Par ailleurs, la Loi 79-14 relative à la création de l’Autorité pour la parité et la lutte contre toutes les formes de discrimination, n’a été promulgué que le 21 septembre 2017 après son approbation par le parlement, trois ans après le dépôt du projet de loi et 6 ans après l’avènement de la Constitution. Il est à préciser que les mouvements qui militent en faveur des droits de l’Homme et particulièrement les droits des femmes, trouvent que cette loi ne répond pas au sens et à l’esprit de la Constitution pour l’instauration d’une véritable parité, puisque d’une part, cette Autorité va seulement formuler des avis et d’autre part, ne possède pas de réel pouvoir quasi-juridictionnel qui lui permette d’émettre des décisions. Aussi, les recommandations du CNDH sur le projet de loi n’ont-elles pas été prises en compte par le ministère de la famille et du développement social.
Nonobstant cet arsenal juridique constitutionnel et réglementaire, l’égalité en droit dans la vie sociale, professionnelle, ainsi que la parité entre hommes et femmes, restent très approximatives au Maroc ! Alors, faut-il réviser la Constitution comme a fait la France, d’une part pour ne pas tomber dans la contrainte juridico-constitutionnelle du « quota » et le recours à la « discrimination positive » considérée dans ce cas comme anticonstitutionnelle et contraire à l’égalité.
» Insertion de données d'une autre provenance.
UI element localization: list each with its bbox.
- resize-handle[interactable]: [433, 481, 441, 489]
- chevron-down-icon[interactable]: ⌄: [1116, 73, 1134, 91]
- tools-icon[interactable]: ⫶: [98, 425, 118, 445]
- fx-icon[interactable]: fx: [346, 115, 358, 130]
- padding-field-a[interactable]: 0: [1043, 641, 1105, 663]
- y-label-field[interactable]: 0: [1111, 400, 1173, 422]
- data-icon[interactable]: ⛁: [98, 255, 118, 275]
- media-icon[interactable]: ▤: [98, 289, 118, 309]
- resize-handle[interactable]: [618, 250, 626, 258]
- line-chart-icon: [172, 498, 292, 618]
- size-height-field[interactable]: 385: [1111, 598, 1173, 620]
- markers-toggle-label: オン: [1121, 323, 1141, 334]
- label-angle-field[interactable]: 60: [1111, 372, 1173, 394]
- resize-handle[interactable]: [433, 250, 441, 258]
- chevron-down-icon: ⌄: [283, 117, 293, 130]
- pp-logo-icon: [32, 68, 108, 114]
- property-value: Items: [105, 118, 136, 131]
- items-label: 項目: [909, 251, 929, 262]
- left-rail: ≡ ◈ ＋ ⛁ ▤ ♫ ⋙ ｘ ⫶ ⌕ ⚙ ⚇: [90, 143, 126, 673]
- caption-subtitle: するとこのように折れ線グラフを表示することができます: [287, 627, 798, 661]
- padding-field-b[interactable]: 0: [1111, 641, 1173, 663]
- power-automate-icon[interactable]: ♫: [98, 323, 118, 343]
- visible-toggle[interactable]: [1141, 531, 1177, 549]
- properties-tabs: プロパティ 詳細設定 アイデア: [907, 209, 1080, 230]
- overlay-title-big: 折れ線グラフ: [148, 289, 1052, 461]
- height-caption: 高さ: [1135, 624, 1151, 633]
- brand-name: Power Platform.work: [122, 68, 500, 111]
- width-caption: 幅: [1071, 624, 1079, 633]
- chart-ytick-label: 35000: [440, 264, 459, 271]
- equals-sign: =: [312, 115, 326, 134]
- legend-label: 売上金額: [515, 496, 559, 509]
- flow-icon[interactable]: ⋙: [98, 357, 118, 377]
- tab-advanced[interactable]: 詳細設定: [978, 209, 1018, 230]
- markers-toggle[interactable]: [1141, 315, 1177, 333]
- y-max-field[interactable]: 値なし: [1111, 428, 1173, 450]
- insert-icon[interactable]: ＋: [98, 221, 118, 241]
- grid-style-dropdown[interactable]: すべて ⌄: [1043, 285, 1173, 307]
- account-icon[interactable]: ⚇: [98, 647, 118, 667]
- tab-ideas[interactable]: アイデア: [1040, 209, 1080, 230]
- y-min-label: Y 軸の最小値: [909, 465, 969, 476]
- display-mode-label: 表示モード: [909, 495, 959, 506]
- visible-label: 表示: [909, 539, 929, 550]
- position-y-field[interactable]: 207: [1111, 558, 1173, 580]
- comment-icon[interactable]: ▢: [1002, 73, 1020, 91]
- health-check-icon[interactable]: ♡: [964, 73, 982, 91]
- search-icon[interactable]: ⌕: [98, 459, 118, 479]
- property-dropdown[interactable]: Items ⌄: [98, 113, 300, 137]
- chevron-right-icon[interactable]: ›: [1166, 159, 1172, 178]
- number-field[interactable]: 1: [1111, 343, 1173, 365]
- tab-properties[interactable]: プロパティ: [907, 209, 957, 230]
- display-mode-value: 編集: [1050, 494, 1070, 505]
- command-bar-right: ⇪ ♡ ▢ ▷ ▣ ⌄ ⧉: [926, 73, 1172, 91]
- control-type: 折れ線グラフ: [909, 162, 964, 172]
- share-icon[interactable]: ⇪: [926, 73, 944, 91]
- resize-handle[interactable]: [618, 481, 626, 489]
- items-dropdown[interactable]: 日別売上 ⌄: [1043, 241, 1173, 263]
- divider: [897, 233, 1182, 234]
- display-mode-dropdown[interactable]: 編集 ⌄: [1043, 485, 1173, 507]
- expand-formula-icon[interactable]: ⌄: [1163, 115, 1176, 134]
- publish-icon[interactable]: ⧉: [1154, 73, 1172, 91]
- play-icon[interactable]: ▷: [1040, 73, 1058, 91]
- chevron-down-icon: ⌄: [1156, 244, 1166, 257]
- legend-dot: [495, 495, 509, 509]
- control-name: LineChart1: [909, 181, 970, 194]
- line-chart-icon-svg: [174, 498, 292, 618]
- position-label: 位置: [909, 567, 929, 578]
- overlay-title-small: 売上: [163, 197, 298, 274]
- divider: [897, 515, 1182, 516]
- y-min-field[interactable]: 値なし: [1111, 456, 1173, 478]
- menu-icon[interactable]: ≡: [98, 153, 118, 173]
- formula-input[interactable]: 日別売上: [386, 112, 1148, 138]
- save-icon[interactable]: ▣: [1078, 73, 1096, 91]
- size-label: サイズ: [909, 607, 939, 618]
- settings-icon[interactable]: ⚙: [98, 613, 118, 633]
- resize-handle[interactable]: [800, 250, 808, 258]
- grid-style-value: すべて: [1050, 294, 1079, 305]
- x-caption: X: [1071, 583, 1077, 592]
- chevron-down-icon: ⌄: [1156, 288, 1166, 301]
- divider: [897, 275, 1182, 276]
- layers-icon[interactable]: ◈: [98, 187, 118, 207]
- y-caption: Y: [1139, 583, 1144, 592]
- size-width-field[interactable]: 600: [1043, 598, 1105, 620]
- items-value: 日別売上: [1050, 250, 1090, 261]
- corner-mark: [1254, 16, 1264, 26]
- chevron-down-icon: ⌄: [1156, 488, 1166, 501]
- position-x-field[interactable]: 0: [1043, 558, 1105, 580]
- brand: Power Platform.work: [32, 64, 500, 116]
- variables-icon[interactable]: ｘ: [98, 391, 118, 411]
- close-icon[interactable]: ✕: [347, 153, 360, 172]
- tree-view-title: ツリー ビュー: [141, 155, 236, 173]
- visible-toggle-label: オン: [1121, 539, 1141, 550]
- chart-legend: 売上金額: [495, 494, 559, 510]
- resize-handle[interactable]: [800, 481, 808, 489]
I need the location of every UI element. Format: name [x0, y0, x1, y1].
Et d’autre part, mettre expressément dans la Constitution le principe de la parité politique qui garantit « l’égal accès des hommes et des femmes aux mandats électoraux et aux fonctions électives ». Ensuite, pour ce qui est de la Parité dans le monde professionnel et social, l’exemple de la France et d’autres pays pionniers est à suivre aussi par l’élaboration de Lois qui vont dans le sens de l’institutionnalisation de ce fondement des droits de l’Homme et des droits de la femme pour bannir réellement toutes les discriminations et les inégalités.
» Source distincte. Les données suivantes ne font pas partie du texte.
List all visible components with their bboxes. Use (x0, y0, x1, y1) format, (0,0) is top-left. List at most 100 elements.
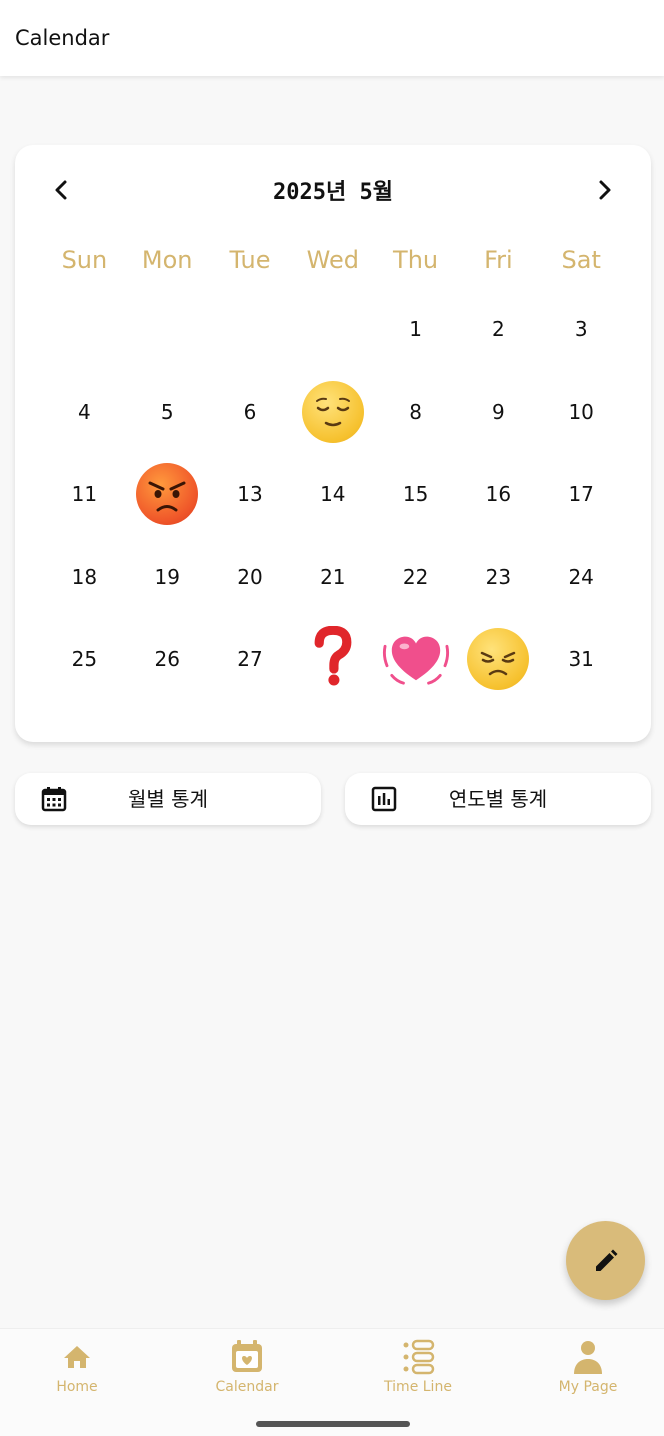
nav-label-mypage: My Page (558, 1379, 618, 1395)
calendar-day[interactable] (457, 618, 540, 701)
day-number: 4 (78, 399, 91, 424)
page-title: Calendar (15, 26, 110, 50)
calendar-empty-cell (43, 288, 126, 371)
calendar-day[interactable]: 14 (291, 453, 374, 536)
day-number: 17 (568, 482, 594, 507)
day-number: 24 (568, 564, 594, 589)
question-mark-icon (310, 625, 356, 693)
calendar-day[interactable]: 27 (209, 618, 292, 701)
calendar-day[interactable]: 22 (374, 536, 457, 619)
nav-item-timeline[interactable]: Time Line (358, 1339, 478, 1405)
day-number: 19 (154, 564, 180, 589)
calendar-day[interactable]: 17 (540, 453, 623, 536)
nav-label-home: Home (56, 1379, 98, 1395)
day-number: 18 (71, 564, 98, 589)
day-number: 11 (71, 482, 98, 507)
next-month-button[interactable] (582, 167, 628, 213)
day-number: 26 (154, 647, 180, 672)
monthly-stats-label: 월별 통계 (128, 787, 208, 811)
home-icon (64, 1346, 90, 1368)
day-number: 8 (409, 399, 422, 424)
app-bar: Calendar (0, 0, 664, 76)
system-home-indicator (256, 1421, 410, 1427)
nav-item-home[interactable]: Home (17, 1339, 137, 1405)
calendar-day[interactable] (374, 618, 457, 701)
day-number: 6 (243, 399, 257, 424)
calendar-day[interactable]: 18 (43, 536, 126, 619)
yearly-stats-label: 연도별 통계 (448, 787, 548, 811)
calendar-day[interactable]: 20 (209, 536, 292, 619)
day-number: 31 (568, 647, 594, 672)
day-number: 23 (485, 564, 512, 589)
calendar-day[interactable]: 16 (457, 453, 540, 536)
calendar-day[interactable]: 3 (540, 288, 623, 371)
angry-face-icon (136, 463, 199, 526)
calendar-day[interactable]: 4 (43, 371, 126, 454)
weekday-label: Thu (393, 246, 439, 274)
calendar-day[interactable]: 19 (126, 536, 209, 619)
calendar-day[interactable]: 1 (374, 288, 457, 371)
nav-item-calendar[interactable]: Calendar (187, 1339, 307, 1405)
disappointed-face-icon (467, 628, 530, 691)
day-number: 15 (402, 482, 429, 507)
bottom-navigation: Home Calendar Time Line My Page (0, 1328, 664, 1436)
weekday-label: Sat (561, 246, 601, 274)
pencil-icon (595, 1249, 617, 1271)
calendar-days-grid: 1 2 3 4 5 6 8 9 10 11 13 14 15 16 17 18 19 20 21 22 23 24 25 26… (43, 288, 623, 701)
day-number: 22 (402, 564, 429, 589)
calendar-day[interactable]: 26 (126, 618, 209, 701)
calendar-day[interactable]: 13 (209, 453, 292, 536)
timeline-icon (403, 1339, 435, 1375)
weekday-label: Mon (141, 246, 193, 274)
day-number: 14 (320, 482, 346, 507)
calendar-day[interactable]: 8 (374, 371, 457, 454)
calendar-day[interactable]: 10 (540, 371, 623, 454)
calendar-day[interactable]: 2 (457, 288, 540, 371)
day-number: 3 (574, 317, 588, 342)
calendar-day[interactable]: 9 (457, 371, 540, 454)
monthly-stats-button[interactable]: 월별 통계 (15, 773, 321, 825)
beating-heart-icon (382, 627, 450, 692)
month-title: 2025년 5월 (273, 180, 393, 205)
calendar-day[interactable]: 5 (126, 371, 209, 454)
calendar-card: 2025년 5월 Sun Mon Tue Wed Thu Fri Sat 123… (15, 145, 651, 742)
chevron-right-icon (599, 180, 611, 200)
calendar-day[interactable]: 6 (209, 371, 292, 454)
day-number: 1 (409, 317, 422, 342)
calendar-day[interactable]: 23 (457, 536, 540, 619)
nav-item-mypage[interactable]: My Page (528, 1339, 648, 1405)
calendar-empty-cell (126, 288, 209, 371)
write-diary-button[interactable] (566, 1221, 645, 1300)
day-number: 20 (237, 564, 263, 589)
calendar-day[interactable] (291, 371, 374, 454)
nav-label-calendar: Calendar (215, 1379, 279, 1395)
day-number: 9 (492, 399, 505, 424)
calendar-heart-icon (232, 1340, 262, 1372)
day-number: 27 (237, 647, 263, 672)
calendar-empty-cell (209, 288, 292, 371)
calendar-day[interactable]: 21 (291, 536, 374, 619)
relieved-face-icon (301, 380, 364, 443)
calendar-header: 2025년 5월 (15, 167, 651, 213)
day-number: 2 (492, 317, 505, 342)
weekday-label: Wed (306, 246, 359, 274)
day-number: 13 (237, 482, 263, 507)
calendar-day[interactable]: 25 (43, 618, 126, 701)
yearly-stats-button[interactable]: 연도별 통계 (345, 773, 651, 825)
weekday-row: Sun Mon Tue Wed Thu Fri Sat (43, 240, 623, 280)
calendar-day[interactable] (291, 618, 374, 701)
calendar-day[interactable]: 24 (540, 536, 623, 619)
day-number: 5 (160, 399, 174, 424)
day-number: 10 (568, 399, 594, 424)
calendar-day[interactable] (126, 453, 209, 536)
weekday-label: Tue (229, 246, 271, 274)
nav-label-timeline: Time Line (384, 1379, 452, 1395)
person-icon (574, 1341, 602, 1374)
calendar-day[interactable]: 11 (43, 453, 126, 536)
calendar-day[interactable]: 15 (374, 453, 457, 536)
calendar-day[interactable]: 31 (540, 618, 623, 701)
day-number: 21 (320, 564, 346, 589)
calendar-empty-cell (291, 288, 374, 371)
day-number: 16 (485, 482, 512, 507)
weekday-label: Sun (61, 246, 108, 274)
Aujourd’hui, huit années après l’avènement de la Constitution de 2011, nous pouvons nous poser la question sur une réelle mise en œuvre des fondements stipulés par l’article premier de la Constitution notamment « la démocratie citoyenne et participative, et les principes de bonne gouvernance et de la corrélation entre la responsabilité et la reddition des comptes » par les gouvernements issus des législatives de 2011 et 2016 avec un taux de participation avoisinant les 40 % et une abstention qui dépasse les 50 % ? Des gouvernements dirigés par une majorité hétéroclite, avec une prédominance de la tendance « islamiste » qui n’arrivent pas à s’inscrire réellement dans l’esprit et la lettre de la Constitution quant à elle plébiscitée par 98,5 % des votants avec un taux de participation de plus de 75 % ?
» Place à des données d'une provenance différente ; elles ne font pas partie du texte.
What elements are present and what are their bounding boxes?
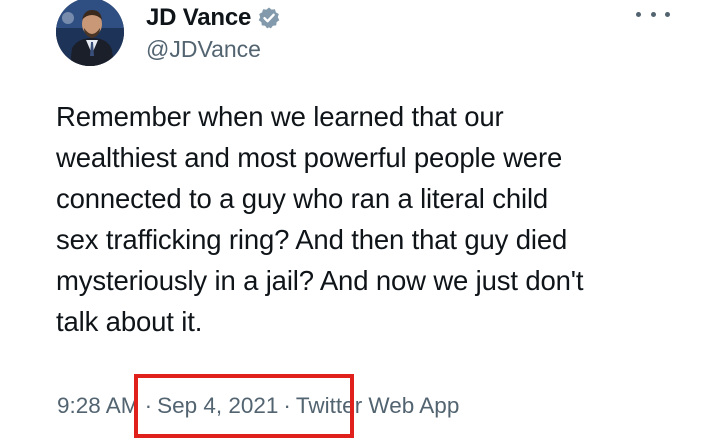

En attendant, le Maroc reste toujours très en retard dans les domaines de l’égalité réelle entre les hommes et les femmes et la Parité entre les deux sexes, et campe malheureusement dans les derniers rangs du classement mondial dans plusieurs autres domaines comme la Santé, l’éducation…
Par Ali Lahrichi, Docteur en Droit public
[1] La Déclaration des droits de l’homme et du citoyen de 1789.
[2] Henri Oberddorff, DROITS DE L’HOMME ET LIBETES FONDAMENTALES, Paris, LGDJ, 2008, 474 p., p.1.
[3] Op cit., Henri Oberddorff, DROITS DE L’HOMME ET LIBETES FONDAMENTALES, , p 342.
[4] Décision n°82-146 DC du 18 novembre 1982 relative à la Loi modifiant le Code électoral et le Code des communes et relative à l’élection des conseillers municipaux et aux conditions d’inscription des Français établis hors de France sur les listes électorales.